1. Dezember 2012

Kurioses, kurz kommentiert: "Die Alpen werden auf 10 bis 30 Prozent ihrer heutigen Größe schrumpfen". Ein neues Klima-Schreckensszenario

"Wenn kein Gletscher mehr da ist, kann er auch kein Schmelzwasser liefern", sagt der Geoforscher [Ben Marzeion von der Universität Insbruck; Zettel]. Seinen Modellen zufolge könnten die Alpen bis 2040 etwa die Hälfte ihres Eises verlieren und bis 2.100 auf 10 bis 30 Prozent ihrer heutigen Größe schrumpfen.
Aus einem "Tagesspiegel"-Artikel von Ralf Ralf Nestler, der seit gestern auch in "Zeit-Online" zu lesen ist.

Kommentar: Erst waren es die Schafe auf der schottischen Insel Hirta, die von der globalen Erwärmung zum Schrumpfen gebracht wurden. Jetzt also die Alpen. Bei den Schafen ist es bisher ein Gewichtsverlust von fünf Prozent. Die Alpen sollen nun gar auf zehn bis dreißig Prozent schrumpfen. Die Zugspitze wäre dann maximal noch so hoch wie jetzt der Brocken im Harz.

Spaß beiseite. Natürlich ist dem Autor Nestler ein - freilich "Hohlspiegel"-würdiger - sprachlicher Schnitzer unterlaufen. Sagen wollte er, daß das Eis der Alpen schrumpfen wird, nicht diese selbst. Deshalb zitiere ich das ja in der Rubrik "Kurioses, kurz kommentiert", nicht im Kleinen Klima-Kaleidoskop.

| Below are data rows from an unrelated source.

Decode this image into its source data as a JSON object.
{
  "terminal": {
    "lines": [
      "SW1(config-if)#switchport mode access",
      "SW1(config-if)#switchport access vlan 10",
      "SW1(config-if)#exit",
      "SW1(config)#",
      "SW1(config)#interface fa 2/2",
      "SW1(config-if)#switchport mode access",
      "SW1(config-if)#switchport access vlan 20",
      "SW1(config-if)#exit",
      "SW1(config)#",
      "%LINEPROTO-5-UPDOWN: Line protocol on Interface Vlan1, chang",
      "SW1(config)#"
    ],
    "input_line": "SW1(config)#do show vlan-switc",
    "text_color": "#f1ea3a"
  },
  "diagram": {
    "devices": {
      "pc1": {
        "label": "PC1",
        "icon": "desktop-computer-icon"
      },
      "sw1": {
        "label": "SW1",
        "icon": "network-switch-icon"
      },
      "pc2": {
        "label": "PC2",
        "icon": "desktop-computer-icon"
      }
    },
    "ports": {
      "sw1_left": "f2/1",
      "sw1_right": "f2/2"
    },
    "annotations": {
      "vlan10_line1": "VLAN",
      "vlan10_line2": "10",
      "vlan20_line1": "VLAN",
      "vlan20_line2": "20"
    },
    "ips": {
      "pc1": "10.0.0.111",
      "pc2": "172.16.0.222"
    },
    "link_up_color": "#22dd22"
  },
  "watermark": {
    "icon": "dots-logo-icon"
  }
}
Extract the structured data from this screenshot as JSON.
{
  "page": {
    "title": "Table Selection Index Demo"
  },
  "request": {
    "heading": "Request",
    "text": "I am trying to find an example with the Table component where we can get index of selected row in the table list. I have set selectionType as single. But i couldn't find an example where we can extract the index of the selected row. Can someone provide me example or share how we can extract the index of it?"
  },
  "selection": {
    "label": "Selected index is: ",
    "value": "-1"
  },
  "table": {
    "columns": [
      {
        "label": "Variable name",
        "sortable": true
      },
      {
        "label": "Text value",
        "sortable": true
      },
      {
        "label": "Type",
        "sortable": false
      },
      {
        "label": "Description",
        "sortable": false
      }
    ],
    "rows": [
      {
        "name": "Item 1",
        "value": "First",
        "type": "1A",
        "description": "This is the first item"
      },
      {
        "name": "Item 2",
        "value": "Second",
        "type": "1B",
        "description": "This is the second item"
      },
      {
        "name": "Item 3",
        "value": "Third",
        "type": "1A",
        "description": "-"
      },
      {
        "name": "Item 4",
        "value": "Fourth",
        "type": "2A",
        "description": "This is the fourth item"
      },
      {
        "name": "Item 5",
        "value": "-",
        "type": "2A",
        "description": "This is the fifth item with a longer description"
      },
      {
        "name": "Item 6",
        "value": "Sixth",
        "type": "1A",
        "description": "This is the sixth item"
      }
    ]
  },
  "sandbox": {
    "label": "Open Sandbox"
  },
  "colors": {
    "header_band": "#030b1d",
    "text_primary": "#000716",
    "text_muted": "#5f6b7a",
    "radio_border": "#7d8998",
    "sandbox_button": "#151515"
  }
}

Aber wer weiß, wie viele Leser des "Tagesspiegel" und von "Zeit-Online" auch die Prognose von den schrumpfenden Alpen geglaubt haben? Es kann ja keine Horrorbehauptung über katastrophale Folgen der globalen Erwärmung so schrecklich sein, daß sie nicht von vielen Menschen geglaubt werden würde; beispielsweise die Meldung vom März dieses Jahres, es werde "der Wasserspiegel der Weltmeere anschwellen, die Küstenlinien meterhoch überfluten und zahllose Metropolen zerstören".

Das war eine Modellrechnung des, Sie ahnen es, "Potsdam-Instituts für Klimafolgenforschung"; diesmal von Stefan Rahmstorf. Er wird auch in dem jetzigen Artikel von Ralf Nestler zitiert, und zwar mit Verweis auf eine vor wenigen Tagen erschienene Publikation von Rahmstorf und zwei Koautoren.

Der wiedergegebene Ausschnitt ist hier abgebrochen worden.